Weakly-supervised lesion classification

We investigated TRACE predictive performance on a 5-class slide-level lesion classification task. The classes were selected to encompass common lesions in rodent liver, namely necrosis, hypertrophy, increased mitosis, fatty change, and bile duct and oval cell proliferation (table S1 and 2, and Materials and Methods, section Lesion characterization). We follow the Multiple Instance Learning (MIL)35,36 paradigm for weakly supervised slide classification. MIL consists of tessellating the slides into small non-overlapping patches, extracting patch embeddings using a pretrained vision encoder (such as TRACE), and learning an aggregation function to derive a slide embedding, subsequently used for slide classification. Here, we compare patch embeddings from TRACE with two other pretrained vision encoders, namely a ResNet50 network pretrained on ImageNet (ResNet50-IN)3638, and CTransPath39, a Swin-Transformer-Tiny pretrained on 17 million human cancer image patches from public slide archives. We design a novel MIL model based on the attention mechanism, denoted as AttnPatchMIL, which enables deriving both slide classification along with patch-level predictions, all using slide supervision only. By following this approach, we can visualize class-wise predictions as heatmaps, which can be interpreted as segmentation predictions. A comparison with additional MIL approaches is presented in fig. S2, along with a description of each vision encoder and MIL strategy in the Materials and Methods, section Vision encoder comparison and Weakly-supervised slide classifiers.

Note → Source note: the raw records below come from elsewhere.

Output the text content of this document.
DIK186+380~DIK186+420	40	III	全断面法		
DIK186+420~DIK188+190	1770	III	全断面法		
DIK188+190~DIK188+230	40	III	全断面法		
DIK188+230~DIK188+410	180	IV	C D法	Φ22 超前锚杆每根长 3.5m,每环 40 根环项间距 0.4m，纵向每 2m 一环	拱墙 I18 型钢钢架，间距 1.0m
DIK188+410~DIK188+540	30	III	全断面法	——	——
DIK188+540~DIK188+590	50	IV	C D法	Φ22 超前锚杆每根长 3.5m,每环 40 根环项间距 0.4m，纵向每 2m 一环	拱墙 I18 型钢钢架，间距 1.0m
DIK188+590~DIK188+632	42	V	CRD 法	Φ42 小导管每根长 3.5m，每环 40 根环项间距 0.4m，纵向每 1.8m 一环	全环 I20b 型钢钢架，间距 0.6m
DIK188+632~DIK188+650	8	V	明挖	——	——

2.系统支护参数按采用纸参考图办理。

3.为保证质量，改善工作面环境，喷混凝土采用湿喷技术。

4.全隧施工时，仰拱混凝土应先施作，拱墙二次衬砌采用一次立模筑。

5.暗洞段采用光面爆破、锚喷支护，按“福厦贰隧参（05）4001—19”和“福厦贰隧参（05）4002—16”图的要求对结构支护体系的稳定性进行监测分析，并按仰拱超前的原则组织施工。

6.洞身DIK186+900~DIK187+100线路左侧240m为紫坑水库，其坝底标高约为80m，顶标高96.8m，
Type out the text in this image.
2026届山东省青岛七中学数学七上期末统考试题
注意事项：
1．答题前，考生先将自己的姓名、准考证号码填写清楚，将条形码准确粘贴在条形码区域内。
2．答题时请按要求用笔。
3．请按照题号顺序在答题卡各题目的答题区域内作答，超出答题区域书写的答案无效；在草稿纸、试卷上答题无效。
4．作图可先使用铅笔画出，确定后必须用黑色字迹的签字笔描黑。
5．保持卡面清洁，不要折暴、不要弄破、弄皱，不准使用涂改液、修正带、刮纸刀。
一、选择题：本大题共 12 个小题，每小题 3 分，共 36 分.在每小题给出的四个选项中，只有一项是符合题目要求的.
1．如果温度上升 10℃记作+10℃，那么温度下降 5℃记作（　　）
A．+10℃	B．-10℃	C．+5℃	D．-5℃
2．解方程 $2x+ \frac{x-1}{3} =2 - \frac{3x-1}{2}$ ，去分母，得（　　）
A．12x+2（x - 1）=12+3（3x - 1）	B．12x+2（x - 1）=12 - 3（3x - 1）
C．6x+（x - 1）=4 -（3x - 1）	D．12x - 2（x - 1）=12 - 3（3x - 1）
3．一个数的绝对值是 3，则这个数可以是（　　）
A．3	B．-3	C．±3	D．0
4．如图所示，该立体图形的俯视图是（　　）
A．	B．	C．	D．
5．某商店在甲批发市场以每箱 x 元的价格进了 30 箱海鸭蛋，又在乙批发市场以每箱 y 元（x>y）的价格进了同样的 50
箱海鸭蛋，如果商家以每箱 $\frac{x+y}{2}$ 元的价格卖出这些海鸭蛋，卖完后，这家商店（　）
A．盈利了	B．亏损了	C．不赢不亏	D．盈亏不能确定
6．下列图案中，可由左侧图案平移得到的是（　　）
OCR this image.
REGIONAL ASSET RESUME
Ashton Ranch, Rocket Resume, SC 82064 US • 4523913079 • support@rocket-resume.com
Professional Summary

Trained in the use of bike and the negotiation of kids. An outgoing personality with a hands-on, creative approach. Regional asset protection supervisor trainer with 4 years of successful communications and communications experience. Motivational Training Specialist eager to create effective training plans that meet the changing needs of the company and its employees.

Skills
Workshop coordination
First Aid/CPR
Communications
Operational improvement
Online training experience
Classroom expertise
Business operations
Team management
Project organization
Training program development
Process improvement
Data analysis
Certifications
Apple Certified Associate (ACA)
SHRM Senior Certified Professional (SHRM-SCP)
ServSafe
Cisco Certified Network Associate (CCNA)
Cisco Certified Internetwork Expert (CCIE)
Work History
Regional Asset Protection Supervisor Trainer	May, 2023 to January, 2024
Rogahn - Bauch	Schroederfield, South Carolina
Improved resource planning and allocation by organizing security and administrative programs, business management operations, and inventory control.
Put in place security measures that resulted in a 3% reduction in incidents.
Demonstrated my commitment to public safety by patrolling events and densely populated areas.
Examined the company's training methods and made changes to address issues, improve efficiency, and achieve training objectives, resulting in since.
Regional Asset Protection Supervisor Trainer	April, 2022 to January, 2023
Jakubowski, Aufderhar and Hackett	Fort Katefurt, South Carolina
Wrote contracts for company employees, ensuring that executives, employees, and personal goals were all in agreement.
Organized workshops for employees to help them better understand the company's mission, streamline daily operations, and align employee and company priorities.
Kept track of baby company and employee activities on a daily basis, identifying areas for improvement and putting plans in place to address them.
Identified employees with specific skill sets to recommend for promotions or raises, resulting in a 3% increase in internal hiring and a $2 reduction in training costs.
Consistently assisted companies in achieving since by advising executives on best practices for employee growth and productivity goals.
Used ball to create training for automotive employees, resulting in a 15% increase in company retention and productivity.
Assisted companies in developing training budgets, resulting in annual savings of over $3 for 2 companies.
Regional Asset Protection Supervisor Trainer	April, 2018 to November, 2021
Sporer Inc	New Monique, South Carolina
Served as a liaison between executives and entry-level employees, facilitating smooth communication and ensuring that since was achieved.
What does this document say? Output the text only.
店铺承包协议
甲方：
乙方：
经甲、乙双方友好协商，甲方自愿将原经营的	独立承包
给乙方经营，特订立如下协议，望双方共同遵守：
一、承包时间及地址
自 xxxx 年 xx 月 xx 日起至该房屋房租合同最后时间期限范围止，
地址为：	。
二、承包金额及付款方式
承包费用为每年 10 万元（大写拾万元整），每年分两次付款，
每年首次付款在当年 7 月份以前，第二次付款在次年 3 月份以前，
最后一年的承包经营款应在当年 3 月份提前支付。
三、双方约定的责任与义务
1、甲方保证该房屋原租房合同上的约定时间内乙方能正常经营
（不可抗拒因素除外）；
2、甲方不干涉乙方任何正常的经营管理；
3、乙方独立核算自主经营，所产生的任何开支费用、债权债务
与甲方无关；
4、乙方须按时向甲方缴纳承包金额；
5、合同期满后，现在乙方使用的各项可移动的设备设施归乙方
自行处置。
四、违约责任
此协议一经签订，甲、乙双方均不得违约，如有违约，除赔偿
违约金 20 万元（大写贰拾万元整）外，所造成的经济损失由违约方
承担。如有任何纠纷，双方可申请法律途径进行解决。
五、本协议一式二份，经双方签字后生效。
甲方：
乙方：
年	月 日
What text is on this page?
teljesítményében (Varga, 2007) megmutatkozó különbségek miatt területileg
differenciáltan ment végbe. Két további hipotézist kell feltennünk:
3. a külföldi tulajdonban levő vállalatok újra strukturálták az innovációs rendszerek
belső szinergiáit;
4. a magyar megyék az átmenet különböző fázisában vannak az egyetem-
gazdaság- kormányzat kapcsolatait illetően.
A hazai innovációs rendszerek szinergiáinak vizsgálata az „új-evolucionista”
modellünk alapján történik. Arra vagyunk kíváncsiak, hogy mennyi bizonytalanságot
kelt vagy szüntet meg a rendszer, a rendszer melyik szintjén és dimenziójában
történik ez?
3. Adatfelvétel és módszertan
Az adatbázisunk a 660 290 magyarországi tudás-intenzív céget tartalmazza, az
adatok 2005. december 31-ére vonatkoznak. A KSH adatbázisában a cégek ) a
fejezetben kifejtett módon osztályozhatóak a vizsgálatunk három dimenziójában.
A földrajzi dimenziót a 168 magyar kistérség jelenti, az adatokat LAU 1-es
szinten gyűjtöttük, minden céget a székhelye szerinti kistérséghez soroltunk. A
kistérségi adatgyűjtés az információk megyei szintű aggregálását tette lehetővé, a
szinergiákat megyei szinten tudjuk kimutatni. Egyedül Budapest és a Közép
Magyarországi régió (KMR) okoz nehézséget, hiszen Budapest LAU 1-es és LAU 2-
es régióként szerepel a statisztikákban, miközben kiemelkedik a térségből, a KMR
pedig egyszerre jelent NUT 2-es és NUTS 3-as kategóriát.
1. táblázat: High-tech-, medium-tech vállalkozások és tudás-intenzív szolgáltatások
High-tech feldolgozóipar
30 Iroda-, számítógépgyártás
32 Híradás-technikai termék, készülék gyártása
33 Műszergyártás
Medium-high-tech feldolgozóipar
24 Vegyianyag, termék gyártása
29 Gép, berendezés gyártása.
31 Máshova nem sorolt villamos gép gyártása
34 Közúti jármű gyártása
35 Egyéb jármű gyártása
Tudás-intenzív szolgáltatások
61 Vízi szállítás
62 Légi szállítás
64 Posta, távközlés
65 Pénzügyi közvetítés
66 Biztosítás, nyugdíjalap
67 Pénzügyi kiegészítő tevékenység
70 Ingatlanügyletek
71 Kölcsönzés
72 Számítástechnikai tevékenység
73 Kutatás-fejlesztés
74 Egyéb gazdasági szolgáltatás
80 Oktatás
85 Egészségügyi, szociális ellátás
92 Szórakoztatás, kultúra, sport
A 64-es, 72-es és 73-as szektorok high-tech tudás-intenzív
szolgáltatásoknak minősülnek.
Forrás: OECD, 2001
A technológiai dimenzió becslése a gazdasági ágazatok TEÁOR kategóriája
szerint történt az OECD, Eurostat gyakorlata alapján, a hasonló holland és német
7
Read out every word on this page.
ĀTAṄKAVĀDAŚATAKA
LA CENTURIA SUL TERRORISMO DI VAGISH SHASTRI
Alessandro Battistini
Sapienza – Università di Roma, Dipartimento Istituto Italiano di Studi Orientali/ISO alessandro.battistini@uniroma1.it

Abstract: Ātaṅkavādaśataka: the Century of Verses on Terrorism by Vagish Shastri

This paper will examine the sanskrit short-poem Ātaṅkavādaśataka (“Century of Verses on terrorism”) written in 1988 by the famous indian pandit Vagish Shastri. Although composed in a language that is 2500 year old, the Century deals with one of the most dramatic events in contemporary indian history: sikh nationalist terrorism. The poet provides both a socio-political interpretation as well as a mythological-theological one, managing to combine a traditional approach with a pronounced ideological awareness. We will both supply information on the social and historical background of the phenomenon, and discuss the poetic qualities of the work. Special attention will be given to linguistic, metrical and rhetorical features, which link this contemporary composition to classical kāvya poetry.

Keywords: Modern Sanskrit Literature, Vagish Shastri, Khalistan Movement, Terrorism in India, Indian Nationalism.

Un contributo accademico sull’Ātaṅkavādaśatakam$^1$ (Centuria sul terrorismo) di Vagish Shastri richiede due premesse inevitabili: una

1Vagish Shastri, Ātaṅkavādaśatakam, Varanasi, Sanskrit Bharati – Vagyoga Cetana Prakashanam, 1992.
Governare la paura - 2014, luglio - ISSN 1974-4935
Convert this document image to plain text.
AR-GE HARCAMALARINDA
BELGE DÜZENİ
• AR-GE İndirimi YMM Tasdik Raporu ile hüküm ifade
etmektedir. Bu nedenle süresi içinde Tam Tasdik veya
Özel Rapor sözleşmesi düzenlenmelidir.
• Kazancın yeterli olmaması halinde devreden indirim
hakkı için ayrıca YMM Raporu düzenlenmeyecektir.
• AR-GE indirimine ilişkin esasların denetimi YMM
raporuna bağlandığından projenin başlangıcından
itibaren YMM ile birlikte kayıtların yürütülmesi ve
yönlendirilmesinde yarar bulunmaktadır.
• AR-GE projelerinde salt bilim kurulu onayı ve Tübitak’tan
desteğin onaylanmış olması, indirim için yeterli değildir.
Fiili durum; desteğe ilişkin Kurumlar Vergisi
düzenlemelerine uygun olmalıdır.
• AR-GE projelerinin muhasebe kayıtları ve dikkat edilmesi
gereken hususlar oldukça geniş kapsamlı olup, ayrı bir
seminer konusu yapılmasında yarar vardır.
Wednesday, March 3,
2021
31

We used TG-18k development set that was further split into train (n=15,769 WSIs) and validation (n=2,783 WSIs) set using a multilabel lesion-stratified approach based on iterative stratification for weakly supervised classification (see fig. S1). For testing, we used TG-4k without any form of domain adaptation or stain normalization. We evaluated and compared models using macro-AUC, balanced accuracy, and F1 score, with an additional report of 95% confidence intervals using 100 bootstrapping examples (see Materials and Methods, section Evaluation Setting). TRACE combined with our MIL method, AttnPatchMIL, reaches 96.9% multilabel macro-AUC, and shows better performance than CTransPath and ResNet50-IN. Foremost, TRACE outperforms CTransPath by 5.0% and ResNet50-IN by 8.1% as shown in Fig. 2a). This observation holds for other metrics in TG-4k (Fig. 2c). When analyzing class-wise performance, we observe that TRACE outperforms baseline encoders on all five lesions, with the largest gain observed in fatty change and mitosis detection (Fig. 2b). We also experimented with different MIL strategies, such as the widely employed ABMIL35 and MeanMIL (constructed by taking the average of the patch embeddings), as shown in fig. S2. Our observations remain in that TRACE consistently outperforms other encoders using ABMIL and MeanMIL. Overall, AttnPatchMIL provides similar or slightly better performance than ABMIL irrespective of the underlying feature extractor, for instance, 95.6% vs. 96.9% using TRACE features (fig. S2f,g,h). Interestingly, and despite its simplicity, MeanMIL delivers a performance of 91.2% AUC, only 4.4% lower than ABMIL (fig. S2i,j,k). This illustrates the quality of TRACE features in encoding distinct and informative morphological patterns.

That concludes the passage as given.